Last night we were all at home, each busy with our own projects: Daddy was in the back part of the house focusing on a to-do list regarding his duties at work; I was at the other end of the house, in the dining room, doing some research and reading online; my eldest daughter was at the dining room table writing a letter to a favorite contemporary composer and requesting an autograph and my younger daughter was sitting on the floor in the adjoining living room. She was working on a huge project: cutting out hundreds and hundreds of flannelboard figures and objects. After working through the “rough-cut” stage during other cutting sessions, last night she was making the “final cut”: clean, accurate and exact.
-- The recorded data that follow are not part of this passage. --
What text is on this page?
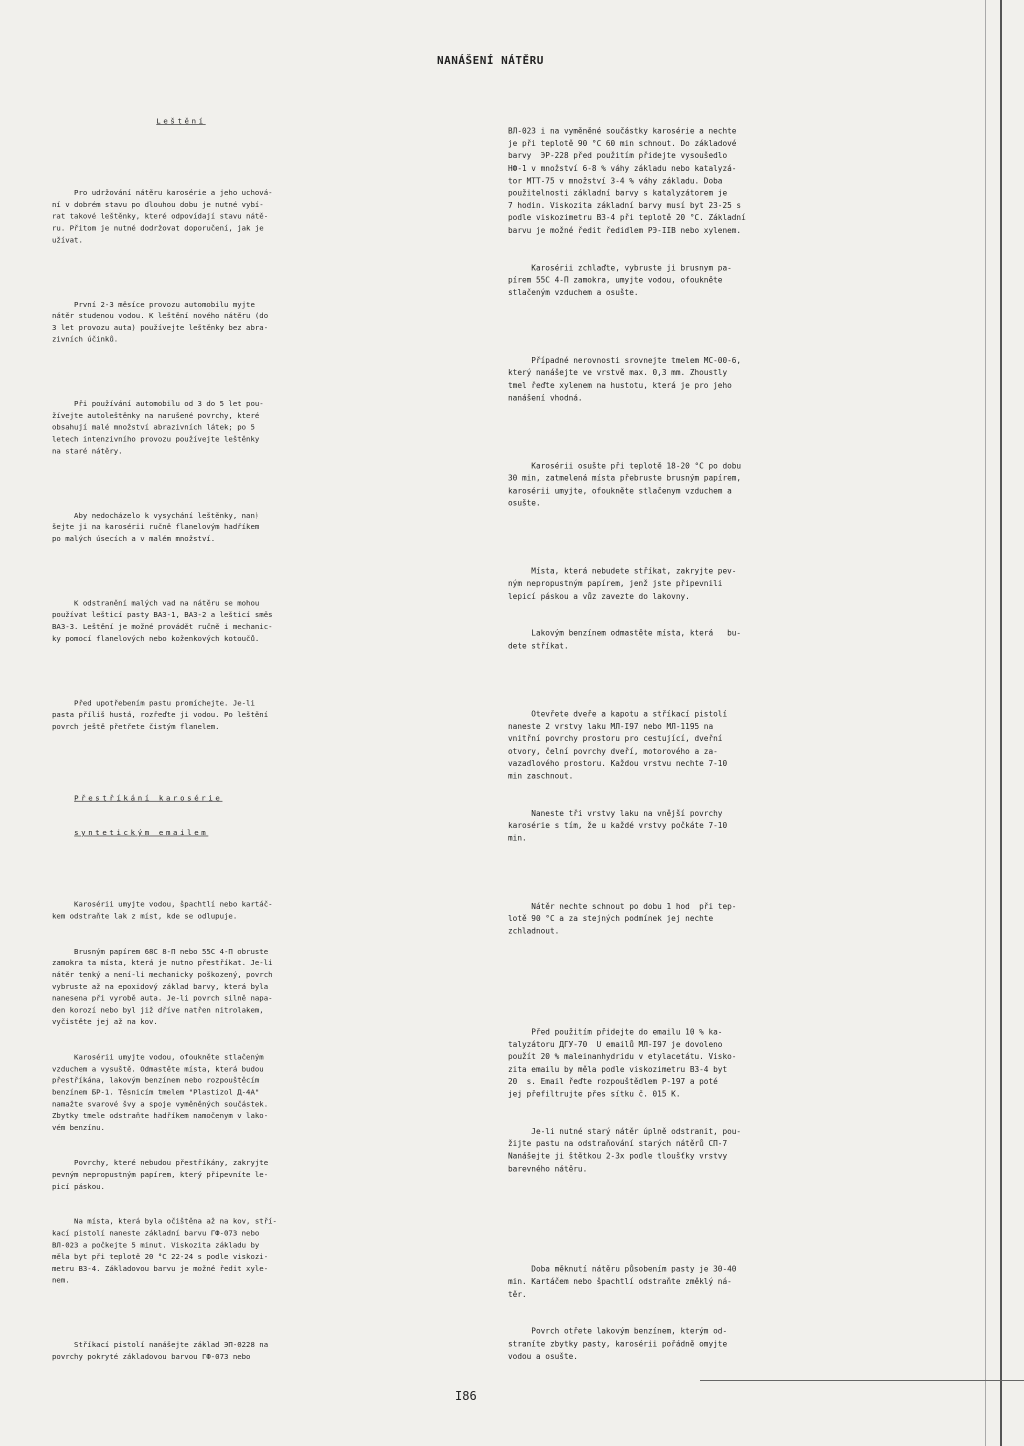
NANÁŠENÍ NÁTĚRU

Leštění

Pro udržování nátěru karosérie a jeho uchová-
ní v dobrém stavu po dlouhou dobu je nutné vybí-
rat takové leštěnky, které odpovídají stavu nátě-
ru. Přitom je nutné dodržovat doporučení, jak je
užívat.

První 2-3 měsíce provozu automobilu myjte
nátěr studenou vodou. K leštění nového nátěru (do
3 let provozu auta) používejte leštěnky bez abra-
zivních účinků.

Při používání automobilu od 3 do 5 let pou-
žívejte autoleštěnky na narušené povrchy, které
obsahují malé množství abrazivních látek; po 5
letech intenzivního provozu používejte leštěnky
na staré nátěry.

Aby nedocházelo k vysychání leštěnky, nanᚭ
šejte ji na karosérii ručně flanelovým hadříkem
po malých úsecích a v malém množství.

K odstranění malých vad na nátěru se mohou
používat lešticí pasty BA3-1, BA3-2 a lešticí směs
BA3-3. Leštění je možné provádět ručně i mechanic-
ky pomocí flanelových nebo koženkových kotoučů.

Před upotřebením pastu promíchejte. Je-li
pasta příliš hustá, rozřeďte ji vodou. Po leštění
povrch ještě přetřete čistým flanelem.

Přestříkání karosérie

syntetickým emailem

Karosérii umyjte vodou, špachtlí nebo kartáč-
kem odstraňte lak z míst, kde se odlupuje.

Brusným papírem 68C 8-П nebo 55C 4-П obruste
zamokra ta místa, která je nutno přestříkat. Je-li
nátěr tenký a není-li mechanicky poškozený, povrch
vybruste až na epoxidový základ barvy, která byla
nanesena při vyrobě auta. Je-li povrch silně napa-
den korozí nebo byl již dříve natřen nitrolakem,
vyčistěte jej až na kov.

Karosérii umyjte vodou, ofoukněte stlačeným
vzduchem a vysuště. Odmastěte místa, která budou
přestříkána, lakovým benzínem nebo rozpouštěcím
benzínem БР-1. Těsnicím tmelem "Plastizol Д-4A"
namažte svarové švy a spoje vyměněných součástek.
Zbytky tmele odstraňte hadříkem namočenym v lako-
vém benzínu.

Povrchy, které nebudou přestříkány, zakryjte
pevným nepropustným papírem, který připevníte le-
picí páskou.

Na místa, která byla očištěna až na kov, stří-
kací pistolí naneste základní barvu ГФ-073 nebo
ВЛ-023 a počkejte 5 minut. Viskozita základu by
měla byt při teplotě 20 °C 22-24 s podle viskozi-
metru B3-4. Základovou barvu je možné ředit xyle-
nem.

Stříkací pistolí nanášejte základ ЭП-0228 na
povrchy pokryté základovou barvou ГФ-073 nebo

ВЛ-023 i na vyměněné součástky karosérie a nechte
je při teplotě 90 °C 60 min schnout. Do základové
barvy  ЭP-228 před použitím přidejte vysoušedlo
НФ-1 v množství 6-8 % váhy základu nebo katalyzá-
tor МТТ-75 v množství 3-4 % váhy základu. Doba
použitelnosti základní barvy s katalyzátorem je
7 hodin. Viskozita základní barvy musí byt 23-25 s
podle viskozimetru B3-4 při teplotě 20 °C. Základní
barvu je možné ředit ředidlem РЭ-IIB nebo xylenem.

Karosérii zchlaďte, vybruste ji brusnym pa-
pírem 55C 4-П zamokra, umyjte vodou, ofoukněte
stlačeným vzduchem a osušte.

Případné nerovnosti srovnejte tmelem MC-00-6,
který nanášejte ve vrstvě max. 0,3 mm. Zhoustly
tmel řeďte xylenem na hustotu, která je pro jeho
nanášení vhodná.

Karosérii osušte při teplotě 18-20 °C po dobu
30 min, zatmelená místa přebruste brusným papírem,
karosérii umyjte, ofoukněte stlačenym vzduchem a
osušte.

Místa, která nebudete stříkat, zakryjte pev-
ným nepropustným papírem, jenž jste připevnili
lepicí páskou a vůz zavezte do lakovny.

Lakovým benzínem odmastěte místa, která   bu-
dete stříkat.

Otevřete dveře a kapotu a stříkací pistolí
naneste 2 vrstvy laku МЛ-I97 nebo МЛ-1195 na
vnitřní povrchy prostoru pro cestující, dveřní
otvory, čelní povrchy dveří, motorového a za-
vazadlového prostoru. Každou vrstvu nechte 7-10
min zaschnout.

Naneste tři vrstvy laku na vnější povrchy
karosérie s tím, že u každé vrstvy počkáte 7-10
min.

Nátěr nechte schnout po dobu 1 hod  při tep-
lotě 90 °C a za stejných podmínek jej nechte
zchladnout.

Před použitím přidejte do emailu 10 % ka-
talyzátoru ДГУ-70  U emailů МЛ-I97 je dovoleno
použít 20 % maleinanhydridu v etylacetátu. Visko-
zita emailu by měla podle viskozimetru B3-4 byt
20  s. Email řeďte rozpouštědlem P-197 a poté
jej přefiltrujte přes sítku č. 015 K.

Je-li nutné starý nátěr úplně odstranit, pou-
žijte pastu na odstraňování starých nátěrů СП-7
Nanášejte ji štětkou 2-3x podle tloušťky vrstvy
barevného nátěru.

Doba měknutí nátěru působením pasty je 30-40
min. Kartáčem nebo špachtlí odstraňte změklý ná-
těr.

Povrch otřete lakovým benzínem, kterým od-
straníte zbytky pasty, karosérii pořádně omyjte
vodou a osušte.

I86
Even though we were all busy, still there was a certain amount of visiting going on: sometimes a comment, sometimes a question, and sometimes a “Come here and look at this!” At one point my eldest daughter called me over to proof-read her letter before she sent it off. I was standing at the dining room table discussing the letter with her, when my younger daughter raised her voice from the living room and directed this comment to her sister, “I know you don’t like Roman funerals…”
What?!! What did she say? What did she mean? Did she say what I thought she said? As these thoughts galloped around in my thinking, my letter-writing daughter assured me and clarified, “She means Roman numerals!” How we laughed! “Roman funerals!” That’s quite a different subject than Roman numerals. Laughter and merriment reigned for a few minutes and more, even drawing Daddy out to discover what was so funny.
Today I was thinking over what had happened and I wondered: Why did my younger daughter even make a comment about Roman numerals in the first place? So I asked. She told me she had been cutting out flannel objects from the Old Testament Bible account of Moses receiving God’s laws. She had been cutting out the stone tablets and upon the tablets were carved the ten commandments. In these illustrations the commandments were numbered using Roman numerals. She was going to encourage her older sister (who really did not enjoy studying Roman numerals) that it was good that she had studied them, because now she could easily read the numbers on the stone tablets. These are the sisterly interactions that make me smile.
*My younger daughter is a year-and-a-half new to the United States. She is an English-learner; her first language is Chinese. She is doing superbly learning English, but every once in a while, a small slip of the lip can significantly change the meaning of her communication.